NVIDIA Maintenance Operator

NVIDIA Maintenance Operator provides Kubernetes API(Custom Resource Definition) to allow node maintenance operators in K8s cluster in a coordinated manner. It performs some common operations to prepare a node for maintenance such as cordoning the node as well as draining it.

Users/Consumers can request to perform maintenance on a node by creating NodeMaintenance Custom Resource(CR). The operator will then reconcile NodeMaintenance CRs. At high level this the the reconcile flow:

Scheduling - schedule NodeMaintenance to be processed by the operator, taking into account constraints such as the maximal allowed parallel operations.
Node preparation for maintenance such as cordon and draning of the node
Mark NodeMaintenance as Ready (via condition)
Cleanup on deletion of NodeMaintenance such as node uncordon

Deployment

Prerequisites

Kubernetes cluster

Helm

Deploy latest from project sources

# Clone project
git clone https://github.com/Mellanox/maintenance-operator.git ; cd maintenance-operator

# Install Operator
helm install -n maintenance-operator --create-namespace --set operator.image.tag=latest maintenance-operator ./deployment/maintenance-operator-chart

# View deployed resources
kubectl -n maintenance-operator get all

Note

Refer to helm values documentation for more information

Deploy last release from OCI repo

helm install -n maintenance-operator --create-namespace maintenance-operator oci://ghcr.io/mellanox/maintenance-operator-chart

Kustomize (for development)

# clone project
git clone https://github.com/Mellanox/maintenance-operator.git ; cd maintenance-operator

# build image
IMG=harbor.mellanox.com/cloud-orchestration-dev/adrianc/maintenance-operator:latest make docker-build

# push image
IMG=harbor.mellanox.com/cloud-orchestration-dev/adrianc/maintenance-operator:latest make docker-push

# deploy
IMG=harbor.mellanox.com/cloud-orchestration-dev/adrianc/maintenance-operator:latest make deploy

# undeploy
make undeploy

CRDs

MaintenanceOperatorConfig

The MaintenanceOperatorConfig CRD is used for operator runtime configuration

for more information refer to api-reference

Example MaintenanceOperatorConfig

apiVersion: maintenance.nvidia.com/v1alpha1
kind: MaintenanceOperatorConfig
metadata:
  name: default
  namespace: maintenance-operator
spec:
  logLevel: info
  maxParallelOperations: 4

In this example we configure the following for the operator:

Log level (logLevel) is set to info
The max number of parallel maintenance operations (maxParallelOperations) is set to 4

NodeMaintenance

The NodeMaintenance CRD is used to request to perform a maintenance operation on a specific K8s node. In addition, it specifies which common (K8s related operations) need to happend in order to preare a node for maintenance.

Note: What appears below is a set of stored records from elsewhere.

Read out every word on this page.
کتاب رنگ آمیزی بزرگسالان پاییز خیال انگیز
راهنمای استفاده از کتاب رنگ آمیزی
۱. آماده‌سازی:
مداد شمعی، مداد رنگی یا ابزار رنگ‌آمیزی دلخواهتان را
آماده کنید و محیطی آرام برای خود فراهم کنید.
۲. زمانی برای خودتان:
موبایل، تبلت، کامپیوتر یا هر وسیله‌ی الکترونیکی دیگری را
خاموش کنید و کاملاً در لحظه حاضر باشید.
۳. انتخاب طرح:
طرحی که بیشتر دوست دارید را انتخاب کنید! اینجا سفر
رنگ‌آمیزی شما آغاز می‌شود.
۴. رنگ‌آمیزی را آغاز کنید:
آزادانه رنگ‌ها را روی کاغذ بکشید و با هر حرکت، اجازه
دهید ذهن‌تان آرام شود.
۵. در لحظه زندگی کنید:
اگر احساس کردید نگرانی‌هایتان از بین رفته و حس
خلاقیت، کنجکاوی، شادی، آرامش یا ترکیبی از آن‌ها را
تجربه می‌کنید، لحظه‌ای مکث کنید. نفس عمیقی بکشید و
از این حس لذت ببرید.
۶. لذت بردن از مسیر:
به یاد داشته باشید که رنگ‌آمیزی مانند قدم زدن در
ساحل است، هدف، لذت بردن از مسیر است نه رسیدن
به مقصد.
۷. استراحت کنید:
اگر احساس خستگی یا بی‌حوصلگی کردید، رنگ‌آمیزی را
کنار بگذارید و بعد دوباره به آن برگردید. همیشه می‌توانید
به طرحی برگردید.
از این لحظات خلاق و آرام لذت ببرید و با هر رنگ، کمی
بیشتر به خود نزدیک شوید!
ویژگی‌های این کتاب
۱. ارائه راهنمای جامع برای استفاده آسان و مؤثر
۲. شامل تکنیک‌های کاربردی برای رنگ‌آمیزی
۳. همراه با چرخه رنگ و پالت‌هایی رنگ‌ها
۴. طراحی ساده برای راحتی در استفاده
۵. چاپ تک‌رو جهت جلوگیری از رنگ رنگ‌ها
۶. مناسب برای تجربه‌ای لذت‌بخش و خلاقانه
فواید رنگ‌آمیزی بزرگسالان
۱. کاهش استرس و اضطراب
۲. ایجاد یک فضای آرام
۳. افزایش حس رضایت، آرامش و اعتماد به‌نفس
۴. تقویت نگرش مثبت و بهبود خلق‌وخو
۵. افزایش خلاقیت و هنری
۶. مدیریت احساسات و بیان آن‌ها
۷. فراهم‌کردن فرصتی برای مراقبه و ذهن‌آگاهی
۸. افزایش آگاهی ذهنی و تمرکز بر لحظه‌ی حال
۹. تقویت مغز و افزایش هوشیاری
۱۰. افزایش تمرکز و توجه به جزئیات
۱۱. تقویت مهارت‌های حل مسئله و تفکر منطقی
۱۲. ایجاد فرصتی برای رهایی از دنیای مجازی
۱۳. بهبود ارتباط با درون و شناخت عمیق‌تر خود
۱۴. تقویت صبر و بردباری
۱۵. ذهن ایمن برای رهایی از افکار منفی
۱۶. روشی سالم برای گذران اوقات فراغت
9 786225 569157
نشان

Once the node is ready for maintenance the operator will set Ready condition in status field to True After maintenance operation was done by the requestor, NodeMaintenance CR should be deleted to finish the maintenance operation.

for more information refer to api-reference

Example NodeMaintenance

apiVersion: maintenance.nvidia.com/v1alpha1
kind: NodeMaintenance
metadata:
  name: my-maintenance-operation
  namespace: default
spec:
  requestorID: some.one.acme.com
  nodeName: wokrer-01
  cordon: true
  waitForPodCompletion:
    podSelector: "app=important"
    timeoutSeconds: 0
  drainSpec:
    force: true
    podSelector: ""
    timeoutSeconds: 0
    deleteEmptyDir: true
    podEvictionFilters:
    - byResourceNameRegex: nvidia.com/gpu-*
    - byResourceNameRegex: nvidia.com/rdma*

In this example we request to perform maintenance for node worker-1.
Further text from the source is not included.